For the most part, Tolkien’s iconic universe is well realized. Graphically, War in the North is decent, but nothing extraordinary. The environments are quite detailed despite some texture loading issues. Animations are also pretty good, even if they are limited and become repetitive. It’s only when things get really hectic that you might notice some lag or freezing issues, but for the most part it runs well.

The story takes place at the same time as that of the Fellowship (you even get to meet the crew in Rivendell before they head off to Mordor). Eradan, Farin, and Andriel are charged with defending the Northern regions of Middle Earth from Agandaur, a human sorcerer who studied at Sauron’s side. The twisted fiend is gathering orcs (and worse) from the northern mountains, building an army to attack from behind while the focus lies to the south.

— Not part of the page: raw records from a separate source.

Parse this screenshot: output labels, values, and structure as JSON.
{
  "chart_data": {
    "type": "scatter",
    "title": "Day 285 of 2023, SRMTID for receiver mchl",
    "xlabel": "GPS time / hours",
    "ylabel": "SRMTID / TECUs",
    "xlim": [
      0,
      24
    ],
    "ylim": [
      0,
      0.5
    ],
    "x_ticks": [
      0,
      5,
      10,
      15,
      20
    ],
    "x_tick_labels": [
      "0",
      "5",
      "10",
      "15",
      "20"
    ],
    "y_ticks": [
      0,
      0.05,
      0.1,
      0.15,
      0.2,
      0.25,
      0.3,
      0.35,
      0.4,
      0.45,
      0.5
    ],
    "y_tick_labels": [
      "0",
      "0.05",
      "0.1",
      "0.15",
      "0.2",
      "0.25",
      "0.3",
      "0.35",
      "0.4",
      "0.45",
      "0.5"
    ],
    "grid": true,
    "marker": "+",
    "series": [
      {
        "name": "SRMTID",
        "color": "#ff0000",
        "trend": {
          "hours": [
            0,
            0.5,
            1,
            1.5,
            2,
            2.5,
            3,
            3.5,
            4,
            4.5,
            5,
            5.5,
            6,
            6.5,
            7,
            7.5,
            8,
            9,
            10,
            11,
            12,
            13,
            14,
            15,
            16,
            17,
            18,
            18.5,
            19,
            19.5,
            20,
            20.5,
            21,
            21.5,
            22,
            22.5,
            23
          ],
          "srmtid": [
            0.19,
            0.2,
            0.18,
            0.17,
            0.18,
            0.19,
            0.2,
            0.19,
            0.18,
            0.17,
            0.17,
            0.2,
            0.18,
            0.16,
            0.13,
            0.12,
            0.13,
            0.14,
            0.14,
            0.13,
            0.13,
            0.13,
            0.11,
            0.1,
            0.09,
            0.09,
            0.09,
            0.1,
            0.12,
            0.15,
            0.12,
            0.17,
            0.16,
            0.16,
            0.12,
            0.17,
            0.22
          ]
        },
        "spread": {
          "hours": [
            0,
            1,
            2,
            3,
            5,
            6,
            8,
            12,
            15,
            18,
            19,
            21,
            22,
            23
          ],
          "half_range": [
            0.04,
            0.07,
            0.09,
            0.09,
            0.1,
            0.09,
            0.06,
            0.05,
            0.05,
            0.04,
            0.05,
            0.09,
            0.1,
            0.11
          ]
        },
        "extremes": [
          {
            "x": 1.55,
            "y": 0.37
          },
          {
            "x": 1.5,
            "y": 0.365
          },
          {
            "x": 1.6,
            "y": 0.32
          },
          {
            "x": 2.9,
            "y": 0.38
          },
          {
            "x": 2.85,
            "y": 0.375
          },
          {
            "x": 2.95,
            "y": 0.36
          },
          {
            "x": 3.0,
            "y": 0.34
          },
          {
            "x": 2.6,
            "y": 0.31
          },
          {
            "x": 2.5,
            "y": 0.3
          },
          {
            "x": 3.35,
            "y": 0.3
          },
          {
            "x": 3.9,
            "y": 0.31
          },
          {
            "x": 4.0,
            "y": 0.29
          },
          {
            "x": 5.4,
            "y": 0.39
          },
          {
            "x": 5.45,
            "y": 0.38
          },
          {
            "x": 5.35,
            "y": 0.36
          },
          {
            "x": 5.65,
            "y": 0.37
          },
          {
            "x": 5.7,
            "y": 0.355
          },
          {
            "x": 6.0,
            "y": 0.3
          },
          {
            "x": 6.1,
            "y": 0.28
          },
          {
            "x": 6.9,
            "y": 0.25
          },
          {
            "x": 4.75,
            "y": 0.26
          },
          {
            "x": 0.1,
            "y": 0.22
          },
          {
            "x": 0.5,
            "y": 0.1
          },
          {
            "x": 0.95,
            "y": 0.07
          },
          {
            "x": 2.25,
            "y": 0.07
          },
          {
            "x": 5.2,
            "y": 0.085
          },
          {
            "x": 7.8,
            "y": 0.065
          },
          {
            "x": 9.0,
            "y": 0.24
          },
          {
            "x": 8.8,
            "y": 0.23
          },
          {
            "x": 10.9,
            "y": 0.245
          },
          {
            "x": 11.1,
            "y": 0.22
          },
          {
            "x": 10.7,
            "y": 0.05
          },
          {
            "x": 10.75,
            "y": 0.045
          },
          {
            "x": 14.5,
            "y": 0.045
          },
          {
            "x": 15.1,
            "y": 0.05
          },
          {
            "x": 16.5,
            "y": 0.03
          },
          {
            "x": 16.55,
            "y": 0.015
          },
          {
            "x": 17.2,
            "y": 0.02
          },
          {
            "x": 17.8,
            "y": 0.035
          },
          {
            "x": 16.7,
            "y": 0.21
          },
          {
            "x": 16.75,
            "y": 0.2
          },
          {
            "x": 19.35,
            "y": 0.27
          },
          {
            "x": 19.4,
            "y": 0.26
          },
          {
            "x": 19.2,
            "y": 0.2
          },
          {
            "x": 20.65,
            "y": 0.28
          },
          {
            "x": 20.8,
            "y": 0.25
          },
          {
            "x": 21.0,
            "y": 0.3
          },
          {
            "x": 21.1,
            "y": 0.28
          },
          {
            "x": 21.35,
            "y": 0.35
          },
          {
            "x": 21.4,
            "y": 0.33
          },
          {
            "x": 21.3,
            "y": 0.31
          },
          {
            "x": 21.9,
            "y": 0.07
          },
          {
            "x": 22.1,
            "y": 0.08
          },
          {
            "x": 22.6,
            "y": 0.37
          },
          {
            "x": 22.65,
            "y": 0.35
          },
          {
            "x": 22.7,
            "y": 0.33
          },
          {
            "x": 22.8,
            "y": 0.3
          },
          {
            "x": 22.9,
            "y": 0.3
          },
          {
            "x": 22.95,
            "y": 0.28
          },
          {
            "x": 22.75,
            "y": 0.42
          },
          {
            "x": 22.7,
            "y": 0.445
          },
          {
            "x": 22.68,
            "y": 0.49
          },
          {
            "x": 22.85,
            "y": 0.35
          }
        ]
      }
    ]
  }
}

You get to visit a lot of locations from not only the movies, but the books and wider universe as well. As I mentioned, I’m a full blown LoTR nerd so I have a frame of reference, but it was nice to see such attention paid to the mythical history and geography Tolkien created. Meeting up with the more well known characters was a nice touch, despite the fact that the proper voice actors weren’t involved. This shouldn’t be a surprise, but it is noticeable. Still, I’m happy to report that the cast does a decent job of capturing the tone of the series despite some overly stilted dialogue. But for me the bigger joy was meeting new (or briefly mentioned) additions to the cast. Beleram, one of the giant Eagles of Middle Earth, will aid your party after you save him early on, acting as a sort of feathery guided missile you can sick on foes. Even crazy, old Radagast the Brown (who provides some much needed comic relief, although he doesn't mean to) makes an appearance. Agandaur is suitably menacing as the Dark Lord’s disciple, and there is a big surprise towards the end that I won’t spoil, but made me giddy with nerdish glee (especially with the eventual release of The Hobbit movie).

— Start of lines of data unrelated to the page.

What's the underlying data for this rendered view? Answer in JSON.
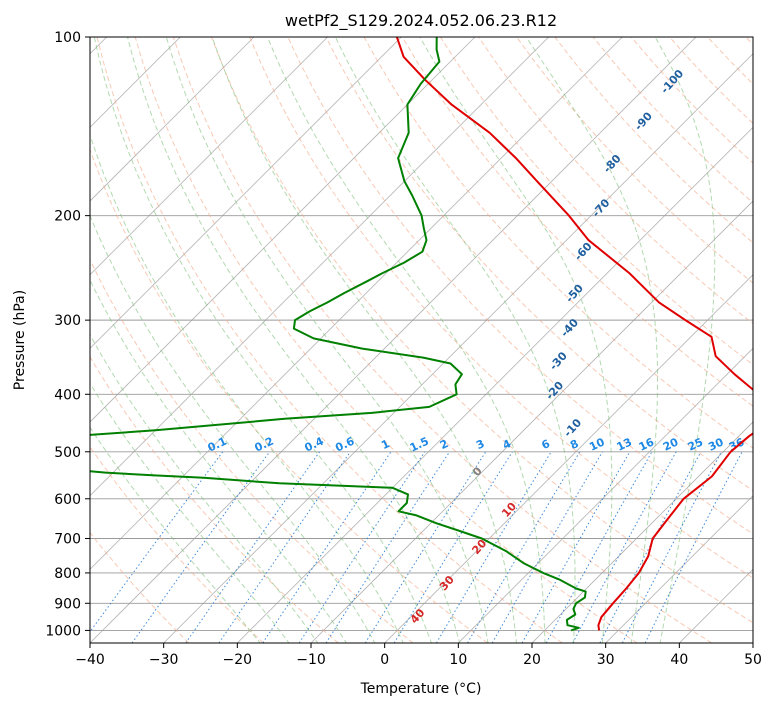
{
  "chart_data": {
    "type": "line",
    "title": "wetPf2_S129.2024.052.06.23.R12",
    "xlabel": "Temperature (°C)",
    "ylabel": "Pressure (hPa)",
    "xlim": [
      -40,
      50
    ],
    "ylim": [
      1050,
      100
    ],
    "y_scale": "log",
    "x_ticks": [
      -40,
      -30,
      -20,
      -10,
      0,
      10,
      20,
      30,
      40,
      50
    ],
    "y_ticks": [
      1000,
      900,
      800,
      700,
      600,
      500,
      400,
      300,
      200,
      100
    ],
    "grid": true,
    "skew": true,
    "colors": {
      "temperature": "#e00000",
      "dewpoint": "#008000",
      "dry_adiabat": "#f4a582",
      "moist_adiabat": "#7fbf7b",
      "mixing_ratio": "#1f77d4",
      "isotherm": "#555555",
      "dry_label": "#1f5f9f",
      "mixing_label": "#1e88e5",
      "warm_label": "#d62728",
      "zero_label": "#808080"
    },
    "series": [
      {
        "key": "temperature",
        "points": [
          [
            27.4,
            1000
          ],
          [
            26.6,
            980
          ],
          [
            25.9,
            950
          ],
          [
            25.6,
            900
          ],
          [
            25.4,
            850
          ],
          [
            25.0,
            800
          ],
          [
            24.0,
            750
          ],
          [
            22.2,
            700
          ],
          [
            21.6,
            650
          ],
          [
            21.0,
            600
          ],
          [
            21.8,
            550
          ],
          [
            21.0,
            500
          ],
          [
            21.4,
            470
          ],
          [
            22.2,
            450
          ],
          [
            20.0,
            420
          ],
          [
            17.0,
            400
          ],
          [
            11.0,
            370
          ],
          [
            6.0,
            345
          ],
          [
            2.8,
            320
          ],
          [
            -3.0,
            300
          ],
          [
            -9.0,
            280
          ],
          [
            -17.0,
            250
          ],
          [
            -27.0,
            220
          ],
          [
            -33.0,
            200
          ],
          [
            -42.0,
            175
          ],
          [
            -48.0,
            160
          ],
          [
            -55.0,
            145
          ],
          [
            -64.0,
            130
          ],
          [
            -71.0,
            118
          ],
          [
            -77.0,
            108
          ],
          [
            -80.6,
            100
          ]
        ]
      },
      {
        "key": "dewpoint",
        "points": [
          [
            23.6,
            1000
          ],
          [
            24.3,
            990
          ],
          [
            22.4,
            980
          ],
          [
            21.6,
            960
          ],
          [
            22.0,
            940
          ],
          [
            21.0,
            920
          ],
          [
            20.6,
            900
          ],
          [
            21.0,
            880
          ],
          [
            20.3,
            860
          ],
          [
            18.6,
            850
          ],
          [
            15.0,
            820
          ],
          [
            12.0,
            800
          ],
          [
            8.0,
            770
          ],
          [
            4.0,
            735
          ],
          [
            -1.0,
            700
          ],
          [
            -5.0,
            680
          ],
          [
            -9.2,
            660
          ],
          [
            -13.0,
            640
          ],
          [
            -16.0,
            630
          ],
          [
            -16.0,
            610
          ],
          [
            -17.0,
            590
          ],
          [
            -20.0,
            575
          ],
          [
            -36.0,
            565
          ],
          [
            -47.0,
            553
          ],
          [
            -54.0,
            548
          ],
          [
            -61.0,
            542
          ],
          [
            -71.0,
            530
          ],
          [
            -78.0,
            515
          ],
          [
            -86.0,
            505
          ],
          [
            -91.0,
            498
          ],
          [
            -86.0,
            486
          ],
          [
            -75.0,
            475
          ],
          [
            -60.0,
            460
          ],
          [
            -44.0,
            440
          ],
          [
            -33.0,
            430
          ],
          [
            -26.0,
            420
          ],
          [
            -24.0,
            400
          ],
          [
            -25.5,
            385
          ],
          [
            -26.0,
            370
          ],
          [
            -29.0,
            355
          ],
          [
            -33.5,
            347
          ],
          [
            -43.0,
            335
          ],
          [
            -51.0,
            322
          ],
          [
            -55.0,
            310
          ],
          [
            -56.0,
            300
          ],
          [
            -55.2,
            290
          ],
          [
            -54.0,
            280
          ],
          [
            -53.0,
            270
          ],
          [
            -51.5,
            258
          ],
          [
            -50.5,
            250
          ],
          [
            -49.0,
            240
          ],
          [
            -48.0,
            230
          ],
          [
            -49.0,
            220
          ],
          [
            -51.0,
            210
          ],
          [
            -53.0,
            200
          ],
          [
            -57.0,
            185
          ],
          [
            -60.0,
            175
          ],
          [
            -64.0,
            160
          ],
          [
            -66.0,
            145
          ],
          [
            -70.0,
            130
          ],
          [
            -71.0,
            120
          ],
          [
            -71.5,
            110
          ],
          [
            -73.5,
            105
          ],
          [
            -75.2,
            100
          ]
        ]
      }
    ],
    "dry_adiabat_labels": [
      "-100",
      "-90",
      "-80",
      "-70",
      "-60",
      "-50",
      "-40",
      "-30",
      "-20",
      "-10",
      "0",
      "10",
      "20",
      "30",
      "40"
    ],
    "mixing_ratio_labels": [
      "0.1",
      "0.2",
      "0.4",
      "0.6",
      "1",
      "1.5",
      "2",
      "3",
      "4",
      "6",
      "8",
      "10",
      "13",
      "16",
      "20",
      "25",
      "30",
      "36"
    ]
  }
}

However, what is disappointing is that you never really feel like you’re having an effect on the story, or the universe as a whole. Your cast of playable characters don’t have a whole lot of personality, made no easier to stomach by the overly effusive dialogue they spout, albeit in true LoTR fashion. You have the option to ask questions and interact with NPC’s, but the conversation trees don't actually have any importance to the outcome beyond picking up a few side missions. It's all purely for backstory, which is awesome in it’s own right, but giving me the illusion of choice doesn’t actually mean I was having an impact on the proceedings. The entire time I couldn’t escape the feeling that I was just tagging along.

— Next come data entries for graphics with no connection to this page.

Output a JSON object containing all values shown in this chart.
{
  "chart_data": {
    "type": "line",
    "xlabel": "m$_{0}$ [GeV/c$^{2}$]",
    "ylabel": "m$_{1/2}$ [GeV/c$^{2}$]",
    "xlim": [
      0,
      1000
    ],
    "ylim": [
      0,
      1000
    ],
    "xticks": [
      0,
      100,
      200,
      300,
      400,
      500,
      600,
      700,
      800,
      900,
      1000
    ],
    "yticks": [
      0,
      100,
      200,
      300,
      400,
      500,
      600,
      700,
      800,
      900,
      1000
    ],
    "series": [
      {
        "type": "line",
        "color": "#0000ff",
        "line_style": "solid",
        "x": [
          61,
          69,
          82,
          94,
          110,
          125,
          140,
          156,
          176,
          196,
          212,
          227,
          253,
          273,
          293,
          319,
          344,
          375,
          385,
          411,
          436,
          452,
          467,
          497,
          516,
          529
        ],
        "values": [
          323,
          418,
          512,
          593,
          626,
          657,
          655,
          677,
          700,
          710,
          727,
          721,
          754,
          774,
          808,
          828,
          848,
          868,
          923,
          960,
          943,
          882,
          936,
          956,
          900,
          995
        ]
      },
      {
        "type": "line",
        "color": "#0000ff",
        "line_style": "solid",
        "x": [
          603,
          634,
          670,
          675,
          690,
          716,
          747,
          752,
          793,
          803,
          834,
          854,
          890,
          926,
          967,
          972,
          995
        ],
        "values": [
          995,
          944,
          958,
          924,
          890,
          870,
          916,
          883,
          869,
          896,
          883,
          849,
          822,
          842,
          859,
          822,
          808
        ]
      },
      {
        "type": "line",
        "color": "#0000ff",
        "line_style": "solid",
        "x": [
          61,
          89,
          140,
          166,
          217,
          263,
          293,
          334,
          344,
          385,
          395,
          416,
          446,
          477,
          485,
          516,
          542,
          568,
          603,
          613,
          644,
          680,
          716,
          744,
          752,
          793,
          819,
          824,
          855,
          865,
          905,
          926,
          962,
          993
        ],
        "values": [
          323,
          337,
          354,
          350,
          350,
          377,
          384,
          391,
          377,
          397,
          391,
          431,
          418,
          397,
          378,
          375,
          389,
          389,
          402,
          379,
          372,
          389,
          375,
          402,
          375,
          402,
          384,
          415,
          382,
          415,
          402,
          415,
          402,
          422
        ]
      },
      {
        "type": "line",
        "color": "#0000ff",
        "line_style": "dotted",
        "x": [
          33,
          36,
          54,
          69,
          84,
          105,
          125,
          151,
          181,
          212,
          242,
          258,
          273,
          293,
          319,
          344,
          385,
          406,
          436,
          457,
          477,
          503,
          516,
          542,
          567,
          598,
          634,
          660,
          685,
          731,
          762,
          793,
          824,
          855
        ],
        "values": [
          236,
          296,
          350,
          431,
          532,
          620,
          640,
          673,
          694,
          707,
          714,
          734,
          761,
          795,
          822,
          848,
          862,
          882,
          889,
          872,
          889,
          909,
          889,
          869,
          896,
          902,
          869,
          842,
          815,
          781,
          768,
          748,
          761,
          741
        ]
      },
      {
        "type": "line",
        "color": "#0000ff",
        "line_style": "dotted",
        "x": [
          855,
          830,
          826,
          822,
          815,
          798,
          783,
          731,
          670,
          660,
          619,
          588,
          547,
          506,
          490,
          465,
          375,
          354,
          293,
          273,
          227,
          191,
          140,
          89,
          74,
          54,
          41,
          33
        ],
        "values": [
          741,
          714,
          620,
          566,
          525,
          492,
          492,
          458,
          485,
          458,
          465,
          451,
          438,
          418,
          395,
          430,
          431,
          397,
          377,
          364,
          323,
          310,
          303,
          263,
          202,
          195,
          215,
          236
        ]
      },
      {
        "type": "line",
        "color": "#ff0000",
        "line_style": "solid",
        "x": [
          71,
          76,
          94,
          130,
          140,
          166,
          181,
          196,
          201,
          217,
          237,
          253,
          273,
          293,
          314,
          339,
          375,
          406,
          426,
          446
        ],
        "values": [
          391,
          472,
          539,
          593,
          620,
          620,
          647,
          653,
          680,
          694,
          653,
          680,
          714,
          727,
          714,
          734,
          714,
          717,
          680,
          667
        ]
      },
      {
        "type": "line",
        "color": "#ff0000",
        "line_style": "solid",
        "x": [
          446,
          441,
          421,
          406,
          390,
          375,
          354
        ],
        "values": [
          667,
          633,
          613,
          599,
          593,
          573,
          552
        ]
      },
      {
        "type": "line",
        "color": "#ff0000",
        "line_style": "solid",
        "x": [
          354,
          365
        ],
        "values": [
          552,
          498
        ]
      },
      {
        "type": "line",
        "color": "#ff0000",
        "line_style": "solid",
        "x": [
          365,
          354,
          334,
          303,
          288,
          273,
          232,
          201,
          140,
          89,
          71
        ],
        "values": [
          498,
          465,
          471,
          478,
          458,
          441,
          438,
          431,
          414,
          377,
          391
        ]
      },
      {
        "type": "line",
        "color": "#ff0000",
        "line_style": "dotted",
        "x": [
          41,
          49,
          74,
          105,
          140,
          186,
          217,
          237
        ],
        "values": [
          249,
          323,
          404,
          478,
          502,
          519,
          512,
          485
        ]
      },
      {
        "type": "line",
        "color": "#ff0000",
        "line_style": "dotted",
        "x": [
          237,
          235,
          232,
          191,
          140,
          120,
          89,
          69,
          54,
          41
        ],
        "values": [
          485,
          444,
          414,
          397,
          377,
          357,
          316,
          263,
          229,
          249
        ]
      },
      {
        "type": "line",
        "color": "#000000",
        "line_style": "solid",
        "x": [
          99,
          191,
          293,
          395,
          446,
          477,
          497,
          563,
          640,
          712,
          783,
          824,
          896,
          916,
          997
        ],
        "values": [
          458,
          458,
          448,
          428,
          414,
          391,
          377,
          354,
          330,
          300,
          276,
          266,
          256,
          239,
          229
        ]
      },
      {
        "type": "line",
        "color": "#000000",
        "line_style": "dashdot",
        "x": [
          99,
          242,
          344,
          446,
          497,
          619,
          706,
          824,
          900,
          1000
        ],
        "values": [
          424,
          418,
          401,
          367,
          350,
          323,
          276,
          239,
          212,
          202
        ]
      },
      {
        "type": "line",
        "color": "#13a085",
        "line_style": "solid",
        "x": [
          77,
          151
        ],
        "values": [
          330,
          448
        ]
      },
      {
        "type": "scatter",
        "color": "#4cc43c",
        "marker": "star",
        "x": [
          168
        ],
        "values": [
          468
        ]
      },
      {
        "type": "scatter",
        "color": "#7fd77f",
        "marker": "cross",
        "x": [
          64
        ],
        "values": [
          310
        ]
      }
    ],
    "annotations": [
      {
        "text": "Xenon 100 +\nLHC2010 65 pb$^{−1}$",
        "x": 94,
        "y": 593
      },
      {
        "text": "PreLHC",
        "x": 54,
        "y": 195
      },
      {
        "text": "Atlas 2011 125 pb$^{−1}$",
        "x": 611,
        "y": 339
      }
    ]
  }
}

And that, in a nutshell, sums up how I felt about War in the North: like I was simply along for the ride. The story, while engaging to someone who knows more about LoTR than just the Peter Jackson movies, is pretty bland and doesn’t hold the sense of wonder and awe you get from either the books or the movies. Given such a foundation, you’d think they could do better. When it works (and when you have friends to play with), the game is a perfectly average hack-and-slash RPG. However, the laundry list of aforementioned issues not only hold the game back, but inhibit it to the point that it’s not fun. And if it’s not fun, then what’s the point? The phrase “squandered potential” comes to mind. It’s almost as if there was some malevolent force mocking us... I don’t know, perhaps it's Sauron. Instead we are, yet again, left to lament what could have been.